As I later found out, he had already been dressed and was ready to get into his wheelchair. While waiting, he began to call for my mother, yelling ‘Mom! Mom!” When she got in his bedroom, he was gasping for breath. My mother ran for the phone to call 911, and at some point, she heard him say the last words he would ever speak.
“Mom, I can’t breathe”
When we walked into his hospital room, I was saddened beyond description. His already weak body was attached to machines, helping keep him alive. His brain, deprived of oxygen, caused him to collapse into a coma, complete with involuntary muscle spasms due to the lack of oxygen. It looked like he was trying to wake himself up, but this was far from the case. Doctors were not yet sure what caused this to happen, and were desperately trying to find out the cause, but more importantly, determine if he would ever emerge from his comotose state.
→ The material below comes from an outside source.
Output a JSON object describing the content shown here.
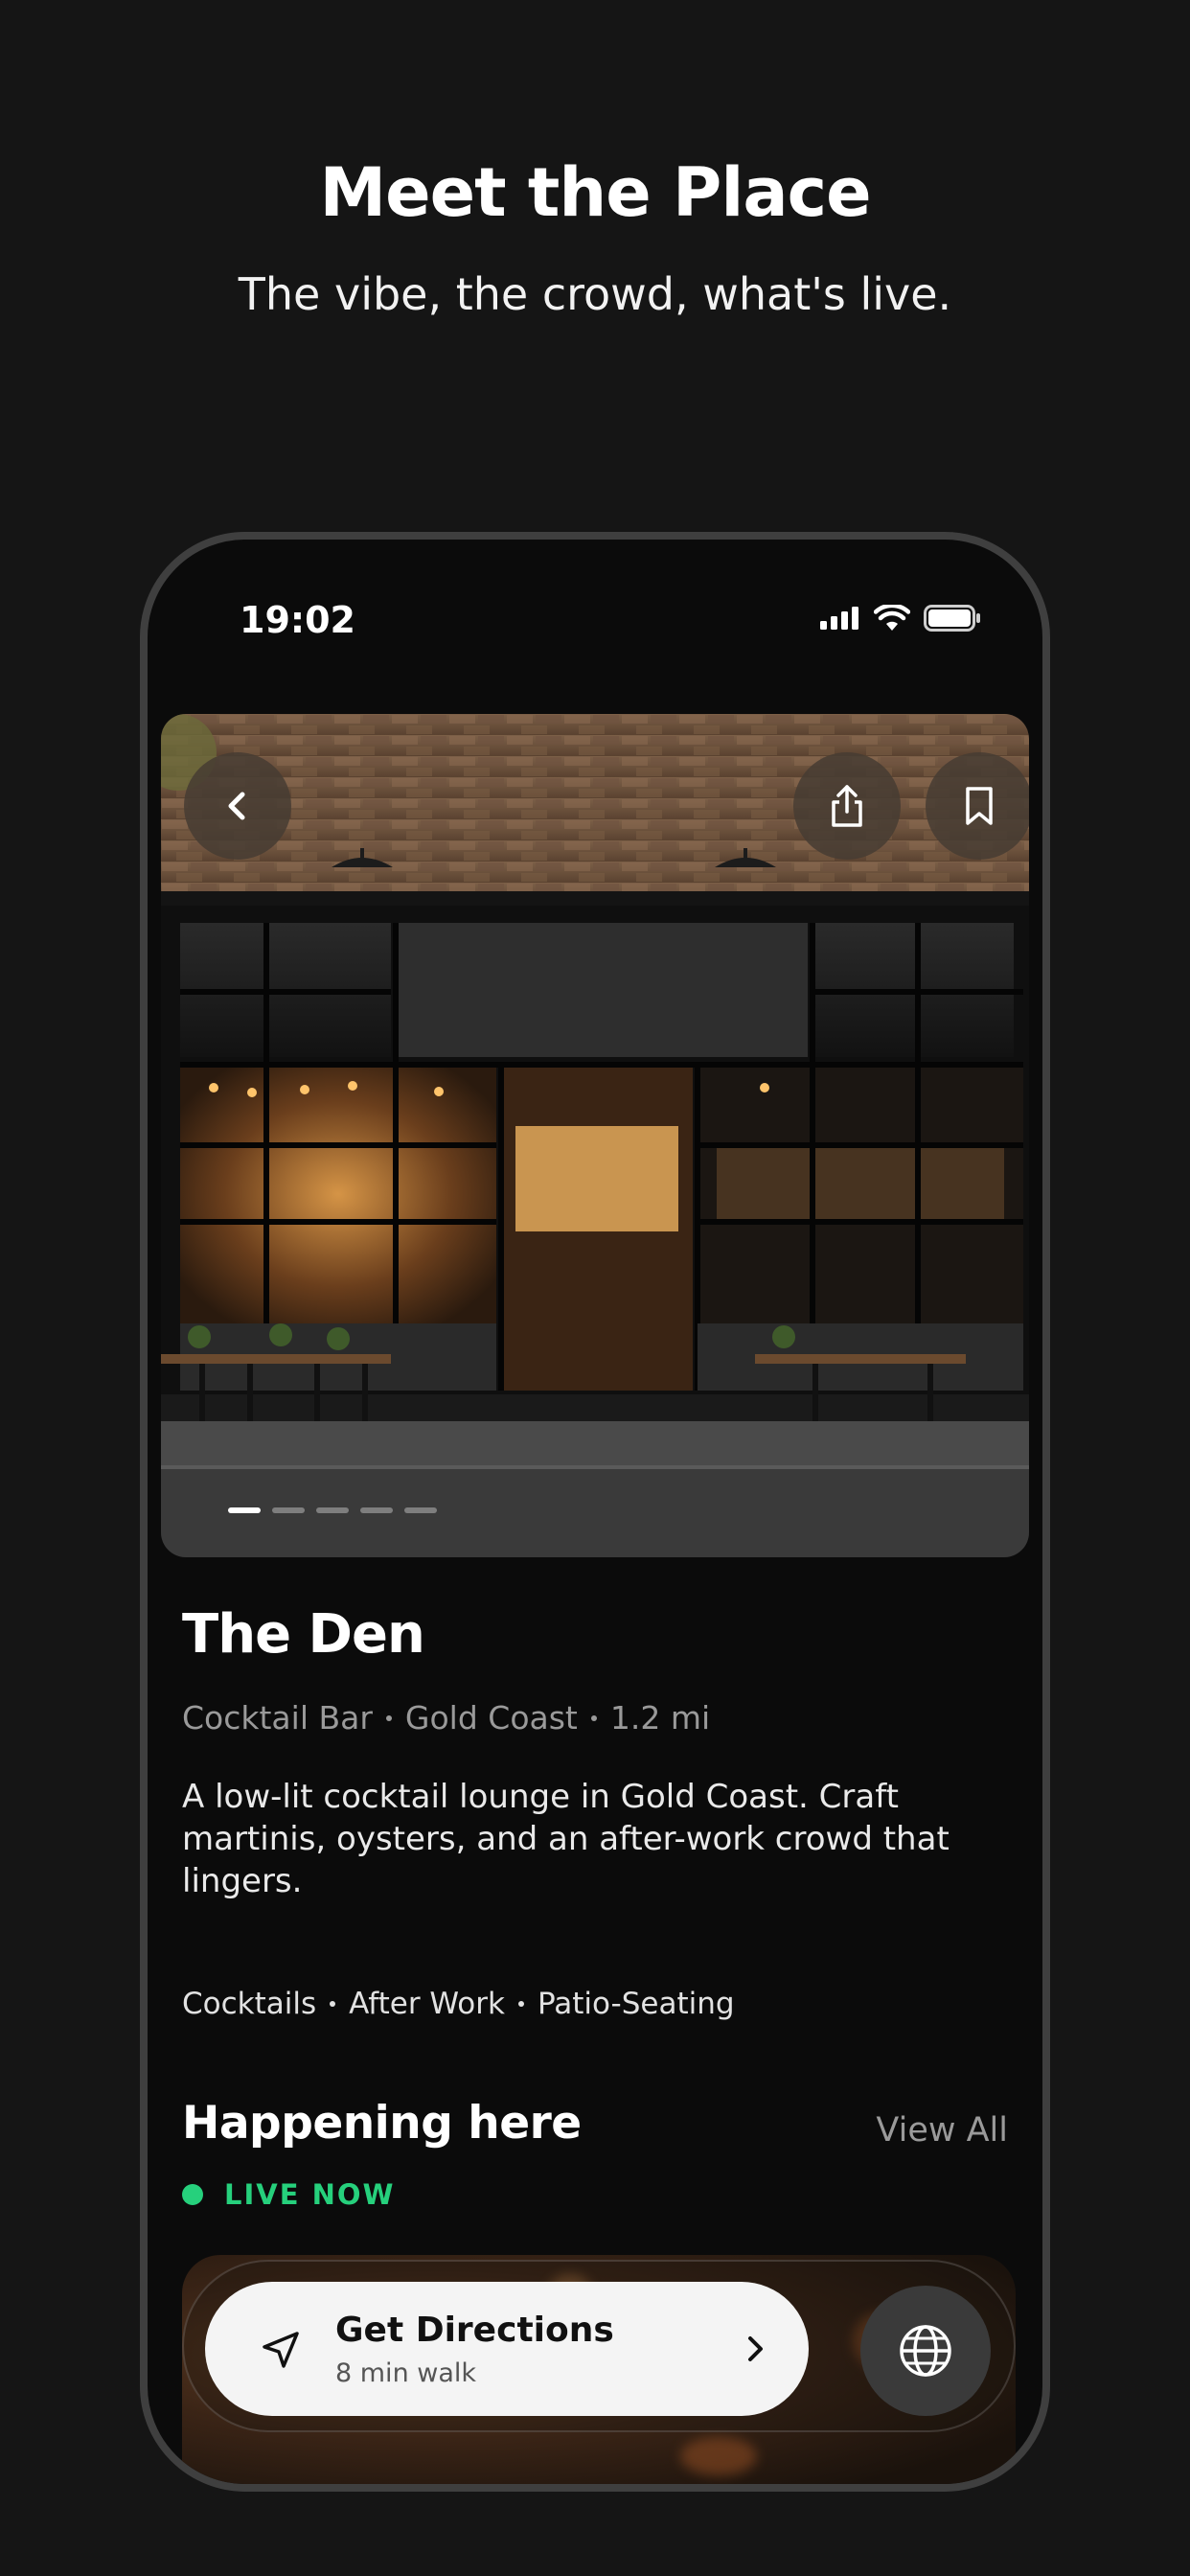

For the next two weeks, a non stop vigil took place. In addition to immediate family leaving the hospital only to sleep, eat, or for a change of clothes, extended family arrived from all over the country, while friends flocked to offer their support during this time of crisis. In between, I tried to keep the atmosphere as light as possible. I would tell amusing stories about foolishness at work, hoping to garner even the slightest smile during a time when laughter was a great medicine. But we all knew the reality that was taking place down the hall, and the inevitable conclusion that was going to come as a result.
He died on a Friday, shortly after noon that day. March 1, 2002. He was 24 years old. My age of innocence was gone, and I was left to ponder the reasons why in an eleven month span, both of my brothers had been taken from this world far too early. It is a question I struggle with every day.
When I think back on the short time I had with my brother, it is often with a sense of sadness. While we did not always get along, I appreciate every second I had with him. Far too often I think about a life which could have been, and much less about the time we had. About a person who was a brother long before he was a friend, and neither of which I had enough time with. I wish I had more time.
Everything changed that day. While I cannot bring my brother back, I will always remember him as a brother, my best man, my friend.
Ten years. Really is hard to believe it’s been that long, because it seems like yesterday.